Ambon (Antara Maluku) - Belasan wartawan dari berbagai media cetak dan elektronik di Ambon mendiskusikan implementasi Peraturan Daerah (Perda) Nomor 2 tahun 2012 tentang Penyelenggaran Perlindungan Perempuan dan Anak Korban Tindak Kekerasan (P3AKTK), Kamis.

Kegiatan diskusi media yang digelar oleh Yayasan Arika Mahina tersebut menghadirkan Pembantu Dekan IV Fakultas Hukum Universitas Pattimura (Unpatti) Ambon Octovianus Lawalata sebagai narasumber.

"Masalah tindak kekerasan dalam rumah tangga (KDRT) yang menjadi korban bukan hanya perempuan tetapi juga laki-laki, bahkan banyak laki-laki dalam hal ini suami mengalami kekerasan secara psikis tapi itu tidak terlapor, jadi yang sering dibicarakan sebagai korban hanyalah perempuan," kata Ongen Lekipiuw dari Harian Rakyat Maluku.

Dikatakannya, Perda P3AKTK perlu ditinjau ulang dengan memperhitungkan hak-hak laki-laki yang menjadi korban KDRT untuk mendapatkan keadilan.

"Tanpa merendahkan harkat dan martabat laki-laki, saya kira perda ini tidak terlalu memperjuangkan hak laki-laki untuk mendapatkan keadilan, dalam pengamatan saya tidak selamanya KDRT dikarenakan laki-laki yang suka seenaknya main tangan tetapi juga karena ulah istri," katanya.

Menanggapi pernyataan tersebut, Octovianus Lawalata mengatakan memang ada beberapa kelemahan dalam Perda P3AKTK namun penerapan penyelesaian tindak pidana KDRT dalam perda tersebut mengacu kepada undang-undang (UU) yang terkait dengan masalah KDRT.

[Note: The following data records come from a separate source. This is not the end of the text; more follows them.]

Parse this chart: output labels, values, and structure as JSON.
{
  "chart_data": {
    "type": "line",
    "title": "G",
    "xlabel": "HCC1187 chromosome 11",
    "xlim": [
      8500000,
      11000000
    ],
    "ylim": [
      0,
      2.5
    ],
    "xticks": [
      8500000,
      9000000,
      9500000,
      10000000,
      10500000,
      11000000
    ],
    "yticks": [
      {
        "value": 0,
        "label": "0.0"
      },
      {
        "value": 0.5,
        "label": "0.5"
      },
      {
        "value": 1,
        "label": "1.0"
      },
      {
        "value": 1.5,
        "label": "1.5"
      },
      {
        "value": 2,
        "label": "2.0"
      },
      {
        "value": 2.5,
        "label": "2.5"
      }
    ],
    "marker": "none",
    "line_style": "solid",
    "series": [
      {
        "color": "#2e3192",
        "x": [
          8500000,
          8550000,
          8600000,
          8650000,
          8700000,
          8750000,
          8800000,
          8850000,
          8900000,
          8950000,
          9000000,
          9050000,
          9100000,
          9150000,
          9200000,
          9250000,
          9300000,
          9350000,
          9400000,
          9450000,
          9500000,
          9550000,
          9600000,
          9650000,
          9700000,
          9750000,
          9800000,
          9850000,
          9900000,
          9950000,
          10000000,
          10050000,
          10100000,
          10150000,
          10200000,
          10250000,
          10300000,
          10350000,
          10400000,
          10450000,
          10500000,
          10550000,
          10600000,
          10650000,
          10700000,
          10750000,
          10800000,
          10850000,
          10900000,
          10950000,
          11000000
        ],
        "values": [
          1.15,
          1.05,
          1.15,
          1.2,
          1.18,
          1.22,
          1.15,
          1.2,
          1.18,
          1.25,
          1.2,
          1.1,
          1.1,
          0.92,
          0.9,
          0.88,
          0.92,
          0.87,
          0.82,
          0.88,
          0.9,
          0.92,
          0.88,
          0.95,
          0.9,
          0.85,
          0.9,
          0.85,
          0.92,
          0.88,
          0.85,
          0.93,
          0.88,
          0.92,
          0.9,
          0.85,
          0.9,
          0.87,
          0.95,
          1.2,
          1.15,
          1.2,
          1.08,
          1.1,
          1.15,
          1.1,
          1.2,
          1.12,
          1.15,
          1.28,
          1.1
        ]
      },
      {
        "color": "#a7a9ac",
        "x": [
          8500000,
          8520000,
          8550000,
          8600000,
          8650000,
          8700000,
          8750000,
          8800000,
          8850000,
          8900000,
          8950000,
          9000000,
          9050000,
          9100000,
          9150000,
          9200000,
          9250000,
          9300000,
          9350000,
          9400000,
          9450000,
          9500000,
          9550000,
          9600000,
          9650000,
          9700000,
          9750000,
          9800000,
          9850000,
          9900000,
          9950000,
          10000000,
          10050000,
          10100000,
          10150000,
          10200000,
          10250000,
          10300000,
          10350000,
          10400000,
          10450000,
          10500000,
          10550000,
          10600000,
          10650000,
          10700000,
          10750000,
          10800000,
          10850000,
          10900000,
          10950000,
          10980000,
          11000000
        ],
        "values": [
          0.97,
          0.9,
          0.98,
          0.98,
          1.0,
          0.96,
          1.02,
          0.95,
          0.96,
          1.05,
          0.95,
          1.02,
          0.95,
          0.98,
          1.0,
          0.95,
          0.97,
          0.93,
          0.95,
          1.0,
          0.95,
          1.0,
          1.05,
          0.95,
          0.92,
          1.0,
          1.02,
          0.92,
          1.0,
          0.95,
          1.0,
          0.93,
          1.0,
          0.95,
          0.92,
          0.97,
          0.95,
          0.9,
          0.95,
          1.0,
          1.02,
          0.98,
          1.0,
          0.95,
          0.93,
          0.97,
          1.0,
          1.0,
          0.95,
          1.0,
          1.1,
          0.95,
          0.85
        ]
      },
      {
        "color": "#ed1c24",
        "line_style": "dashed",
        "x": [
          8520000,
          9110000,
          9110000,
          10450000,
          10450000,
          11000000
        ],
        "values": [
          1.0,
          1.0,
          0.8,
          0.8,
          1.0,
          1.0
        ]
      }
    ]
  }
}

Ia memisalkan, UU yang menjadi payung hukum dalam penyelesaian tindak KDRT dalam Perda P3AKTK adalah UU Nomor 23 tahun 2004 tentang Penghapusan KDRT dan UU Nomor 23 tahun 2002 tentang Perlindungan Anak.

"Memang ada beberapa kelemahan dalam perda tersebut, tapi untuk masalah penyelesaian tindak pidana KDRT mengacu kepada peraturan perundang-undangan, misalnya UU Nomor 23 tahun 2004 dan UU Nomor 23 tahun 2002," katanya.

Lebih lanjut Octovianus yang juga mantan kepala Komnas HAM Perwakilan Maluku mengatakan, masalah terbesar dalam penyelesaian kasus-kasus KDRT adalah seringkali para korban tidak bisa mendapatkan keadilannya, hal tersebut dikarenakan banyak lembaga terkait yang tidak mampu bekerja maksimal.

Ia mencontohkan, salah satu korban KDRT yang memutuskan untuk tidak melanjutkan laporannya karena dibentak-bentak oleh petugas di Pusat Pelayanan Terpadu Perempuan dan Anak (P2TPA) Maluku ketika mengadukan masalahnya.

"Saya pernah menangani satu korban yang mengadukan masalahnya ke P2TPA tapi dia malah dibentak-bentak oleh petugas di sana, saya mengajukan dia untuk melapor ke Komnas HAM Maluku, tetapi di sana ia malah tidak mendapatkan keadilan karena pelaku memiliki hubungan pertemanan dengan ketuanya," katanya.